28mm f2.8 Rokinon lens for Nikon F series, 20 bones! Good condition too, but has no lens covers front or rear.

I've hit 20 pawn shops and this was the only Nikon lens, tons of minolta stuff though.

Pics when I come home, posting from my crackberry.


----------



## ifi (Jun 10, 2010)

I guess its time to buy a Minolta to get some cheap lenses


----------



## guitstik (Jun 10, 2010)

Send me all the Minolta stuff. An I'll send you Nikon stuff.


----------



## j-dogg (Jun 10, 2010)

^^^Tell me what you are looking for. out of 30 pawn shops I have seen minolta's entire product lineup.

Pic


----------



## guitstik (Jun 13, 2010)

I'm looking for MC/MD lenses. I could use a 2x teleconverter, wide angle and/or a fisheye lens.


----------



## j-dogg (Jun 13, 2010)

I'll make my rounds tomorrow and let you know.

As for Nikon stuff, I am specifically looking for a 105mm and a 36-74mm Nikkor. I *think* they are Series E but I will check back with you to let you know.

I also need a 62mm lens cover as well as a Nikon business end cap for my Vivitar 55-135mm and various filters. Would like a polarizer for that Vivitar if you can find one.

But any Nikon stuff will do.


----------



## j-dogg (Jun 26, 2010)

Found an 80-205mm Osawa MD lens, with caps 50 bones looks to be in good shape.

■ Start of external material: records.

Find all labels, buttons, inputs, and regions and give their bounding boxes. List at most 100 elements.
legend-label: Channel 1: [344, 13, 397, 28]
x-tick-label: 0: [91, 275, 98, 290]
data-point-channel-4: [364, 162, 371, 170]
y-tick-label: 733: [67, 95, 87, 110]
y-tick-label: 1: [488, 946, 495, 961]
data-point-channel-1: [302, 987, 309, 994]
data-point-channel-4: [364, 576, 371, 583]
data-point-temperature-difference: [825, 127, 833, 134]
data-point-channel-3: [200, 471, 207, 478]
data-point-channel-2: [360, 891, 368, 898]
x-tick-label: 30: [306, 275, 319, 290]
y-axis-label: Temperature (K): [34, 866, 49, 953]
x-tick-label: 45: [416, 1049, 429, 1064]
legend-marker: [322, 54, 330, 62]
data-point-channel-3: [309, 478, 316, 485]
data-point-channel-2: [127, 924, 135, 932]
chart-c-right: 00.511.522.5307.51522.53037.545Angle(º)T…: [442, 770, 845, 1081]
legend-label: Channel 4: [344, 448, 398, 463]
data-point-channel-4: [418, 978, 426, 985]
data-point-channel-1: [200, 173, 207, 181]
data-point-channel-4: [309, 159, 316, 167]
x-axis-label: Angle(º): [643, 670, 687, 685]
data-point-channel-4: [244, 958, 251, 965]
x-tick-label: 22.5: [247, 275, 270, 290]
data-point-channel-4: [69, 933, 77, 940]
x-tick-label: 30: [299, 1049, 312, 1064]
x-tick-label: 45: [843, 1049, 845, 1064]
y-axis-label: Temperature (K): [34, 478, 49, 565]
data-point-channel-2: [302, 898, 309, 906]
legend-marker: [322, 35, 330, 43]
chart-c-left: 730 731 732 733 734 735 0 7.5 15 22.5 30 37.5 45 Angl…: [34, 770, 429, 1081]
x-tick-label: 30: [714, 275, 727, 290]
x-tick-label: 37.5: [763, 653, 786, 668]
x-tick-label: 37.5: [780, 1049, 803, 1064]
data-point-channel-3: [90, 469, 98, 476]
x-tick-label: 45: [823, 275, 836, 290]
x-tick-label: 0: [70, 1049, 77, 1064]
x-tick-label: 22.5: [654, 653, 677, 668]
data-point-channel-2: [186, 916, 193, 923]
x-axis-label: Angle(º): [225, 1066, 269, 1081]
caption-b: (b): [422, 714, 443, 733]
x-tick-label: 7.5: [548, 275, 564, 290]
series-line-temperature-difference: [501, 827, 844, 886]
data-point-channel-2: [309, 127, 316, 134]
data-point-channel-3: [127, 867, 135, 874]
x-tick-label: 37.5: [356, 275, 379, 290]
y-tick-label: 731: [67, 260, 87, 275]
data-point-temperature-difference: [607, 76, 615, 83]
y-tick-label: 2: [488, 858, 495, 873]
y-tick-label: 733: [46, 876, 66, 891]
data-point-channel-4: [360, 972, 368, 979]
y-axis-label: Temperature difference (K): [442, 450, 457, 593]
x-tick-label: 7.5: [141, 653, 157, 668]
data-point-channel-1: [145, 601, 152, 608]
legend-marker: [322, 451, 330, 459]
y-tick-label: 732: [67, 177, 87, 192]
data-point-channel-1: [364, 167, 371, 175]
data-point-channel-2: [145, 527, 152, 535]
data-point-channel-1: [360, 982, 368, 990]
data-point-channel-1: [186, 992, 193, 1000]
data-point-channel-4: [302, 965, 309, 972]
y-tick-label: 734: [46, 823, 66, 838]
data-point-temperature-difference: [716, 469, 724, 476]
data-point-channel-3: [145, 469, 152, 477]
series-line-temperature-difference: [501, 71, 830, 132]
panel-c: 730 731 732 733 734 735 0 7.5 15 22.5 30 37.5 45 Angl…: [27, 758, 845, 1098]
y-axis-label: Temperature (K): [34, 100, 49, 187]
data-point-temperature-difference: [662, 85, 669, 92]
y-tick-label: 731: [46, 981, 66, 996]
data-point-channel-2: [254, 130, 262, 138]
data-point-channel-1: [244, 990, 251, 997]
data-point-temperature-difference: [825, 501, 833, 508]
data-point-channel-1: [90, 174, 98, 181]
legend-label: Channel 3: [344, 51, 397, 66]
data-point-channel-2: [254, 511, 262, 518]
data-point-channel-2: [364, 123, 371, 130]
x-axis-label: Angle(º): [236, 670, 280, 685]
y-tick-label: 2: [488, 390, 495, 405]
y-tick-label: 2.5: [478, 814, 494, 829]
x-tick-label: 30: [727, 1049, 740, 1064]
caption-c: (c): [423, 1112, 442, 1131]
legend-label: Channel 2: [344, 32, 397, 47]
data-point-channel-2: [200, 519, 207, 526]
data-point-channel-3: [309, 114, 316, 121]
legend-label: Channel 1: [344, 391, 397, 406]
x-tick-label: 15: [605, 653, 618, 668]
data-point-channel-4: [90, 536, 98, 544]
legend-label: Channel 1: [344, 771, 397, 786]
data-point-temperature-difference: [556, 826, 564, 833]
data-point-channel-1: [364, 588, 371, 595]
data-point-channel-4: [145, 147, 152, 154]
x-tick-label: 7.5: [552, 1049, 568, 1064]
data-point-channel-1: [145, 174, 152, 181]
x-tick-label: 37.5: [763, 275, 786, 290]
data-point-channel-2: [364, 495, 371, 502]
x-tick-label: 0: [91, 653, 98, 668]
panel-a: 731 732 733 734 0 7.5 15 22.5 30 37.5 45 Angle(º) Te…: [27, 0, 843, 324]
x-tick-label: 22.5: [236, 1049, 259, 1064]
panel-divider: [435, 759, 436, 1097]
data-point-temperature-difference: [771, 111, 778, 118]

I need a Series E 36-74 and 55 and 62mm filters. Also could use any Nikkor stuff you may come across.


----------



## guitstik (Jun 26, 2010)

I haven't been able to hit any pawn shops lately. My job has been killing me with extra hours. I say killing but I am the one taking the extra so I can put some green in the bank for building our new house and camera stuff when I can.


----------



## magkelly (Jun 26, 2010)

I've got a 2X teleconverter and a 50MM lens I think it was MD Rokkor? I'm not at home at the moment, typing on a laptop elsewhere to get some relief from the heat. But I'll check when I get home and see what it says on it and post it here.


----------